Sunday, December 18, 2011

Johan Theorin, The Quarry


Johan Theorin's third novel to be translated into English (by Marlaine Delargy, for Doubleday U.K.--it's not available in the U.S. yet) is the third novel in a trilogy organized around the seasons and set on the Swedish island of Öland. It's spring on the island and Theorin's running character, Gerlof, is moving out of the assisted living home that he moved into in earlier novels. He's moving back to his cottage near the island's quarry, to live alone but in proximity to an interesting group of the island's part-time, warm(er) weather residents.

Theorin continues here to pull off an unusual structure (for a crime novel at least). Among the Scandinavian crime novels to have appeared in ever larger numbers in English, Theorin's are perhaps the most focused on ordinary people's ordinary lives. There is what I have elsewhere called a "dailiness" about the books, with no hint of criminal conspiracies, international incidents, or big-time mobsters. Yet, on the other hand, there is a supernatural element, also told in the most ordinary way, as if the elves and trolls who are a very palpable presence in this novel are among the ordinary residents of modern Öland.

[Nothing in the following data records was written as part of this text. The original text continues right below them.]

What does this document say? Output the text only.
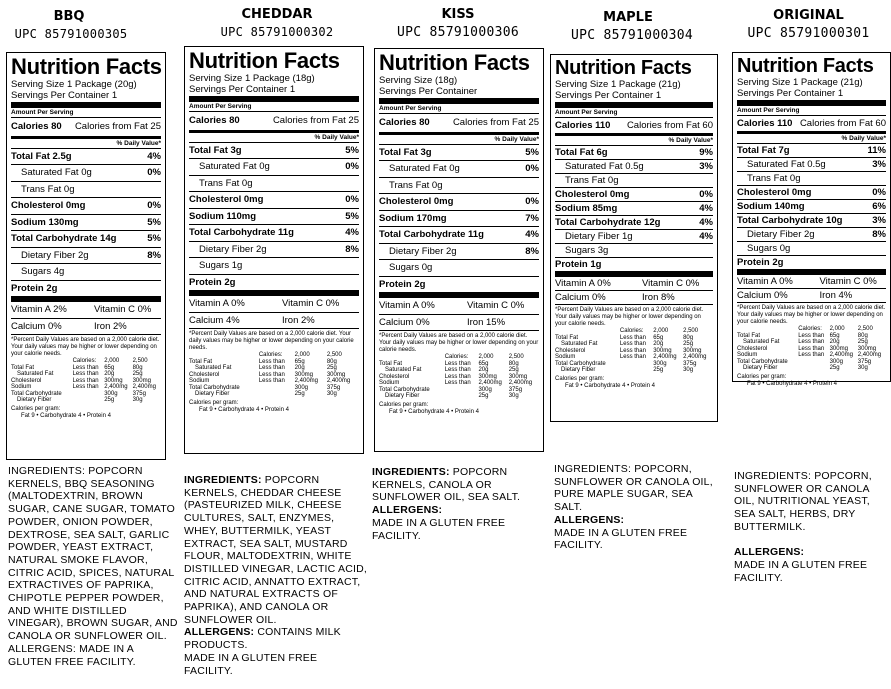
BBQ
UPC 85791000305
Nutrition Facts
Serving Size 1 Package (20g)
Servings Per Container 1
Amount Per Serving
Calories 80 Calories from Fat 25
% Daily Value*
Total Fat 2.5g	4%
Saturated Fat 0g	0%
Trans Fat 0g
Cholesterol 0mg	0%
Sodium 130mg	5%
Total Carbohydrate 14g	5%
Dietary Fiber 2g	8%
Sugars 4g
Protein 2g
Vitamin A 2%	Vitamin C 0%
Calcium 0%	Iron 2%
*Percent Daily Values are based on a 2,000 calorie diet. Your daily values may be higher or lower depending on your calorie needs.
	Calories:	2,000	2,500
Total Fat	Less than	65g	80g
Saturated Fat	Less than	20g	25g
Cholesterol	Less than	300mg	300mg
Sodium	Less than	2,400mg	2,400mg
Total Carbohydrate		300g	375g
Dietary Fiber		25g	30g
Calories per gram:
Fat 9 • Carbohydrate 4 • Protein 4
INGREDIENTS: POPCORN KERNELS, BBQ SEASONING (MALTODEXTRIN, BROWN SUGAR, CANE SUGAR, TOMATO POWDER, ONION POWDER, DEXTROSE, SEA SALT, GARLIC POWDER, YEAST EXTRACT, NATURAL SMOKE FLAVOR, CITRIC ACID, SPICES, NATURAL EXTRACTIVES OF PAPRIKA, CHIPOTLE PEPPER POWDER, AND WHITE DISTILLED VINEGAR), BROWN SUGAR, AND CANOLA OR SUNFLOWER OIL.
ALLERGENS: MADE IN A GLUTEN FREE FACILITY.
CHEDDAR
UPC 85791000302
Nutrition Facts
Serving Size 1 Package (18g)
Servings Per Container 1
Amount Per Serving
Calories 80	Calories from Fat 25
% Daily Value*
Total Fat 3g	5%
Saturated Fat 0g	0%
Trans Fat 0g
Cholesterol 0mg	0%
Sodium 110mg	5%
Total Carbohydrate 11g	4%
Dietary Fiber 2g	8%
Sugars 1g
Protein 2g
Vitamin A 0%	Vitamin C 0%
Calcium 4%	Iron 2%
*Percent Daily Values are based on a 2,000 calorie diet. Your daily values may be higher or lower depending on your calorie needs.
	Calories:	2,000	2,500
Total Fat	Less than	65g	80g
Saturated Fat	Less than	20g	25g
Cholesterol	Less than	300mg	300mg
Sodium	Less than	2,400mg	2,400mg
Total Carbohydrate		300g	375g
Dietary Fiber		25g	30g
Calories per gram:
Fat 9 • Carbohydrate 4 • Protein 4
INGREDIENTS: POPCORN KERNELS, CHEDDAR CHEESE (PASTEURIZED MILK, CHEESE CULTURES, SALT, ENZYMES, WHEY, BUTTERMILK, YEAST EXTRACT, SEA SALT, MUSTARD FLOUR, MALTODEXTRIN, WHITE DISTILLED VINEGAR, LACTIC ACID, CITRIC ACID, ANNATTO EXTRACT, AND NATURAL EXTRACTS OF PAPRIKA), AND CANOLA OR SUNFLOWER OIL.
ALLERGENS: CONTAINS MILK PRODUCTS.
MADE IN A GLUTEN FREE FACILITY.
KISS
UPC 85791000306
Nutrition Facts
Serving Size (18g)
Servings Per Container
Amount Per Serving
Calories 80 Calories from Fat 25
% Daily Value*
Total Fat 3g	5%
Saturated Fat 0g	0%
Trans Fat 0g
Cholesterol 0mg	0%
Sodium 170mg	7%
Total Carbohydrate 11g	4%
Dietary Fiber 2g	8%
Sugars 0g
Protein 2g
Vitamin A 0%	Vitamin C 0%
Calcium 0%	Iron 15%
*Percent Daily Values are based on a 2,000 calorie diet. Your daily values may be higher or lower depending on your calorie needs.
	Calories:	2,000	2,500
Total Fat	Less than	65g	80g
Saturated Fat	Less than	20g	25g
Cholesterol	Less than	300mg	300mg
Sodium	Less than	2,400mg	2,400mg
Total Carbohydrate		300g	375g
Dietary Fiber		25g	30g
Calories per gram:
Fat 9 • Carbohydrate 4 • Protein 4
INGREDIENTS: POPCORN KERNELS, CANOLA OR SUNFLOWER OIL, SEA SALT.
ALLERGENS:
MADE IN A GLUTEN FREE FACILITY.
MAPLE
UPC 85791000304
Nutrition Facts
Serving Size 1 Package (21g)
Servings Per Container 1
Amount Per Serving
Calories 110 Calories from Fat 60
% Daily Value*
Total Fat 6g	9%
Saturated Fat 0.5g	3%
Trans Fat 0g
Cholesterol 0mg	0%
Sodium 85mg	4%
Total Carbohydrate 12g	4%
Dietary Fiber 1g	4%
Sugars 3g
Protein 1g
Vitamin A 0%	Vitamin C 0%
Calcium 0%	Iron 8%
*Percent Daily Values are based on a 2,000 calorie diet. Your daily values may be higher or lower depending on your calorie needs.
	Calories:	2,000	2,500
Total Fat	Less than	65g	80g
Saturated Fat	Less than	20g	25g
Cholesterol	Less than	300mg	300mg
Sodium	Less than	2,400mg	2,400mg
Total Carbohydrate		300g	375g
Dietary Fiber		25g	30g
Calories per gram:
Fat 9 • Carbohydrate 4 • Protein 4
INGREDIENTS: POPCORN, SUNFLOWER OR CANOLA OIL, PURE MAPLE SUGAR, SEA SALT.
ALLERGENS:
MADE IN A GLUTEN FREE FACILITY.
ORIGINAL
UPC 85791000301
Nutrition Facts
Serving Size 1 Package (21g)
Servings Per Container 1
Amount Per Serving
Calories 110 Calories from Fat 60
% Daily Value*
Total Fat 7g	11%
Saturated Fat 0.5g	3%
Trans Fat 0g
Cholesterol 0mg	0%
Sodium 140mg	6%
Total Carbohydrate 10g	3%
Dietary Fiber 2g	8%
Sugars 0g
Protein 2g
Vitamin A 0%	Vitamin C 0%
Calcium 0%	Iron 4%
*Percent Daily Values are based on a 2,000 calorie diet. Your daily values may be higher or lower depending on your calorie needs.
	Calories:	2,000	2,500
Total Fat	Less than	65g	80g
Saturated Fat	Less than	20g	25g
Cholesterol	Less than	300mg	300mg
Sodium	Less than	2,400mg	2,400mg
Total Carbohydrate		300g	375g
Dietary Fiber		25g	30g
Calories per gram:
Fat 9 • Carbohydrate 4 • Protein 4
INGREDIENTS: POPCORN, SUNFLOWER OR CANOLA OIL, NUTRITIONAL YEAST, SEA SALT, HERBS, DRY BUTTERMILK.

ALLERGENS:
MADE IN A GLUTEN FREE FACILITY.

The other constant in the series (apart from Gerlof, who is in any case not a central character in the novels' mysteries) is the overlay of the past and the present. In The Quarry, it's the past of Gerlof's marriage, the youth of a spring/summer resident of the island, Vendela Larsson, and another part-time resident, Per Mörner. Vendela was raised on the island, but in peculiar circumstances and with frequent interaction (in her imagination at least) with elves who seem to be granting her wishes when she places offerings on a stone with a mysterious presence.

Per's past on the other hand, invokes a subject that was the international profile of Sweden in the 1970s and '80s but as far as I know not the subject of any of the other Scandinavian crime novels to have appeared (at least in translation): the porn industry. It's the decline (for various reasons) of the porn business that provides the tensions that finally shift this novel of ordinary live into high gear thriller territory (at least, almost).

There are many other elements going on in this novel stuffed with ordinary (rather than high pressure) incidents and emotions. Per's daughter is mysteriously ill. Gerlof has found his wife's diaries, which speak of an odd "changeling" who had visited her only when she was alone. Vendela is descending into a dangerous psychological state and is stuck in a marriage with a manipulative egotist. Ordinary lives, but with extraordinary twists.

Theorin is one of the least conventional of all the translated crime writers, and although his books are certainly not everyone's cup of tea (being probably as far from that Tattoo series as it's possible for two series in the same genre to be), his distinctive writing deserves close attention. Some reviewers have expressed some disappointment in The Quarry, given the high expectations that Theorin's first two novels created. I found it to be a valid continuation of the series, with a bit less tense a tone overall, and with a less intense presence of both nature and the supernatural. It's a further development of his style, though, and unfailingly interesting.

2 comments:

Anonymous said...

I have enjoyed all of Theorin's books. I preferred 'Echoes of the Dead' but liked this book very much too. He has an original mind I think and I never feel that I'm rereading old plot lines.

Maxine Clarke said...

Excellent and thoughtful review. I especially like your point about the ordinary people/lives. The things that stand out for me in these novels are just that - Julia's state of mind during Echoes, the way the thieves are caught in Darkest, as to the old people a car driving down the road is a big event.
I was nervous about Quarry as I had enjoyed the previous books so much, but I needn't have worried, I loved it. It isn't the most focused of narratives, but that isn't a negative. I also like the way that I didn't think much of Per or Vendela at first, but gradually came to sympathise with them both a great deal. And Gerlof must be my favourite character in crime fiction!
I think Marlaine Delargy is a very insightful translator.